According to Saglimbin, the market is “resetting this idea that we’re going to transition to a normal rate on the fed funds much faster than we thought” a month ago.

“If this is the height of the hawks, and they are pushing hard at first, maybe they will buy themselves more flexibility later in the year when they start to see the effect of a quick return to neutrality,” Kaman said.

An acceleration of interest rate increases by the Federal Reserve could raise the fed funds rate to a “neutral” target level of about 2.25% to 2.5% before the end of 2022, potentially faster than investors had expected, according to Saglimpin. He said the rate, now between 0.25% and 0.5%, is considered “neutral” when it is not stimulating or restricting economic activity.

Meanwhile, investors are concerned that the Fed will shrink its roughly $9 trillion balance sheet under its quantitative tightening program, according to Kaman. The central bank aims to speed up the pace of the cut compared to its recent attempts at quantitative tightening, which rattled markets in 2018. The stock market tumbled at Christmas that year.

“The current concern is that we’re headed to the same point,” Kaman said. When it comes to reducing the balance sheet, “What is too much?”

Saglimpin said he expects investors will probably “look past” too much into quantitative tightening until the Fed’s monetary policy becomes tight and economic growth slows down “more materially”.

SEI’s Solway said the last time the Fed tried to work out its balance sheet, inflation wasn’t an issue. Now they are “staring at” high inflation and “knowing they have to tighten things up”.

Read: US inflation jumps to 8.5%, CPI shows, as rising gas prices slam consumers

At this point, “the Fed deserves the toughest and most necessary” to combat the sudden rise in the cost of living in the United States, Luke Tilly, chief economist at the Wilmington Trust, said in a phone interview. But Tilley said he expects inflation to ease in the second half of the year, and the Fed will have to slow the pace of its rate increases “after doing that preload”.

The market may have “outperformed itself in terms of expectations for Fed tightening this year,” says Lauren Goodwin, economist and portfolio strategist at New York Live Investments. She said by phone that the combination of the Fed’s rate hike program and quantitative tightening “could cause a tightening of financial conditions in the market” before the central bank can raise interest rates as much as the market expects in 2022.

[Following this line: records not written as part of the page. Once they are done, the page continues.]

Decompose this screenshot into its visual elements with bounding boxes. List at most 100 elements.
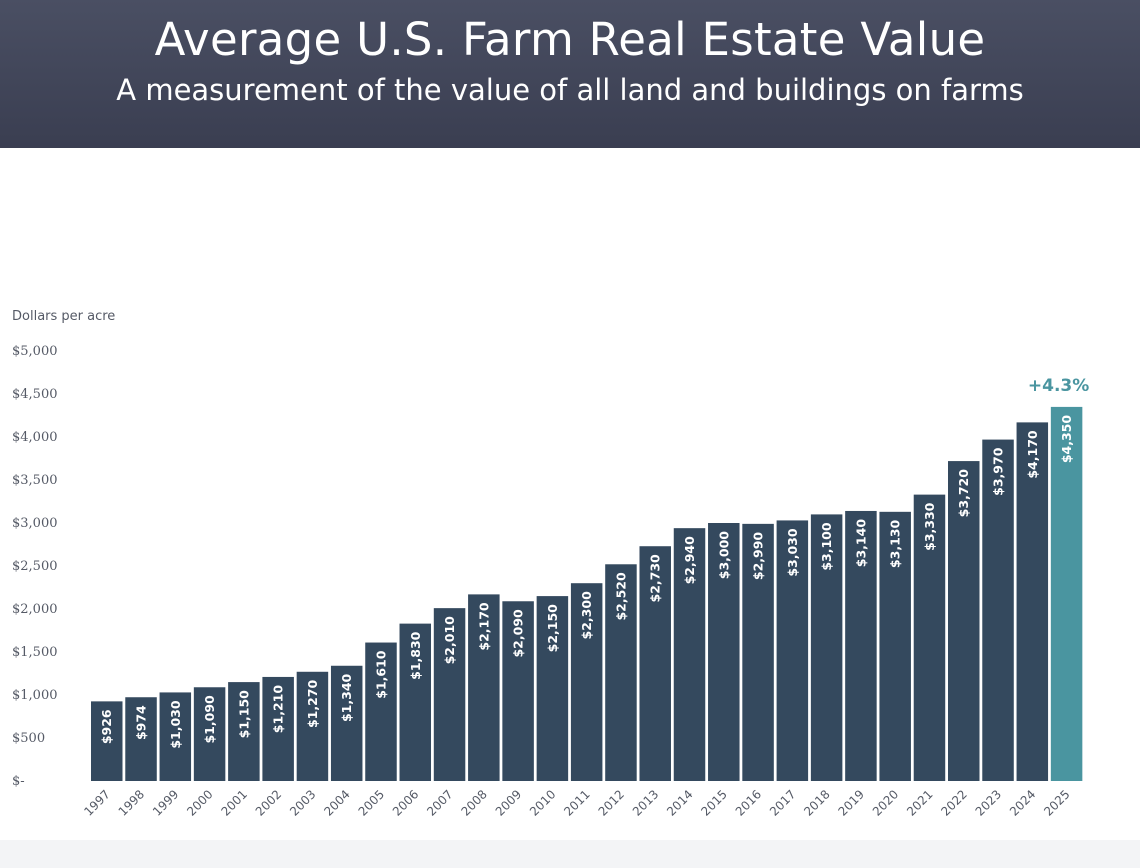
y-tick-label: $500 — [12, 731, 45, 746]
value-label: $3,130 — [888, 520, 903, 569]
bar — [879, 511, 911, 781]
value-label: $2,090 — [511, 609, 526, 658]
x-tick-label: 2001 — [218, 787, 249, 818]
bar — [125, 697, 157, 781]
x-tick-label: 2023 — [973, 787, 1004, 818]
x-tick-label: 2002 — [253, 787, 284, 818]
x-tick-label: 2016 — [733, 787, 764, 818]
chart-title: Average U.S. Farm Real Estate Value — [154, 13, 986, 66]
value-label: $1,090 — [202, 695, 217, 744]
bar — [1050, 406, 1083, 781]
value-label: $3,970 — [991, 447, 1006, 496]
bar — [159, 692, 192, 781]
chart-subtitle: A measurement of the value of all land a… — [116, 73, 1024, 107]
x-tick-label: 2010 — [527, 787, 558, 818]
x-tick-label: 2006 — [390, 787, 421, 818]
bar — [810, 514, 843, 781]
value-label: $3,000 — [716, 531, 731, 580]
bar — [502, 601, 534, 781]
y-tick-label: $4,500 — [12, 387, 58, 402]
y-axis-label: Dollars per acre — [12, 309, 115, 324]
x-tick-label: 2012 — [596, 787, 627, 818]
x-tick-label: 2013 — [630, 787, 661, 818]
value-label: $2,990 — [751, 532, 766, 581]
x-tick-label: 2008 — [458, 787, 489, 818]
value-label: $2,940 — [682, 536, 697, 585]
x-tick-label: 2004 — [321, 787, 352, 818]
value-label: $3,100 — [819, 522, 834, 571]
bar — [536, 596, 569, 781]
x-tick-label: 2019 — [836, 787, 867, 818]
value-label: $974 — [134, 705, 149, 740]
value-label: $1,610 — [373, 650, 388, 699]
y-tick-label: $5,000 — [12, 344, 58, 359]
value-label: $1,150 — [236, 690, 251, 739]
bar — [913, 494, 946, 781]
value-label: $926 — [99, 709, 114, 744]
bar — [948, 461, 980, 781]
value-label: $3,030 — [785, 528, 800, 577]
y-tick-label: $4,000 — [12, 430, 58, 445]
value-label: $4,170 — [1025, 430, 1040, 479]
bar — [433, 608, 466, 781]
x-tick-label: 2025 — [1041, 787, 1072, 818]
value-label: $1,340 — [339, 673, 354, 722]
x-tick-label: 2015 — [698, 787, 729, 818]
y-tick-label: $2,000 — [12, 602, 58, 617]
bar — [296, 671, 329, 781]
bar — [193, 687, 226, 781]
bottom-strip — [0, 840, 1140, 868]
bar — [468, 594, 500, 781]
bar — [776, 520, 809, 781]
y-tick-label: $3,500 — [12, 473, 58, 488]
x-tick-label: 2018 — [801, 787, 832, 818]
x-tick-label: 2005 — [356, 787, 387, 818]
value-label: $2,170 — [476, 602, 491, 651]
value-label: $2,520 — [613, 572, 628, 621]
x-tick-label: 2007 — [424, 787, 455, 818]
value-label: $1,030 — [168, 700, 183, 749]
bar — [742, 523, 774, 781]
value-label: $1,830 — [408, 631, 423, 680]
bar — [570, 583, 603, 781]
y-tick-label: $- — [12, 774, 25, 789]
y-tick-label: $3,000 — [12, 516, 58, 531]
bar — [330, 665, 363, 781]
x-tick-label: 2003 — [287, 787, 318, 818]
bar — [982, 439, 1014, 781]
y-tick-label: $1,000 — [12, 688, 58, 703]
x-tick-label: 2022 — [938, 787, 969, 818]
x-tick-label: 2017 — [767, 787, 798, 818]
value-label: $3,140 — [853, 519, 868, 568]
value-label: $2,300 — [579, 591, 594, 640]
y-tick-label: $1,500 — [12, 645, 58, 660]
value-label: $2,150 — [545, 604, 560, 653]
value-label: $1,210 — [271, 685, 286, 734]
y-tick-label: $2,500 — [12, 559, 58, 574]
bar — [845, 510, 877, 781]
x-tick-label: 2014 — [664, 787, 695, 818]
x-tick-label: 2000 — [184, 787, 215, 818]
x-tick-label: 1997 — [81, 787, 112, 818]
bar — [1016, 422, 1049, 781]
x-tick-label: 2021 — [904, 787, 935, 818]
x-axis: 1997 1998 1999 2000 2001 2002 2003 2004 2005 2006… — [81, 787, 1072, 818]
bar — [639, 546, 671, 781]
bar — [365, 642, 397, 781]
x-tick-label: 2011 — [561, 787, 592, 818]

This week, investors will be watching closely the inflation data for March, according to the Personal Consumption Price Index and expenditures. Solway expects personal consumption expenditures inflation data, which the US government is due to release on April 29, to show a rise in the cost of living, in part due to “sharply rising energy and food prices.”

This week’s economic calendar also includes data on US home prices, new home sales, consumer confidence and consumer spending.

Ameriprise’s Saglimbin said he will be watching this week’s quarterly corporate earnings reports from “consumer-facing” tech companies and big tech companies. He said, citing Apple Inc. AAPL, “They Will Be Very Important”
-3.66%And
Meta Platforms Inc. FB,
-2.56%And
PepsiCo Inc. PEP
-3.26%And
The Coca-Cola Co.,
-2.39%And
Microsoft Corp. MSFT,
-4.18%And
General Motors General Motors,
-2.17%
and Alphabet Inc.’s subsidiary of Google, GOOGL,
-3.72%
as examples.

Read: Investors just pulled $17.5 billion from global stocks. Bank of America says they are just getting started.

Meanwhile, FLPutnam’s violin said he was “very comfortable staying fully invested in the stock markets.” He cited lower recession risks but said he preferred companies with cash flow “here and now” rather than companies with more growth trends with earnings far into the future. Alkman also said he likes companies that are preparing to take advantage of higher commodity prices.

“We have entered a more volatile time,” SEI’s Solway warned. “We really need to be a little more careful with how much risk we have to take.”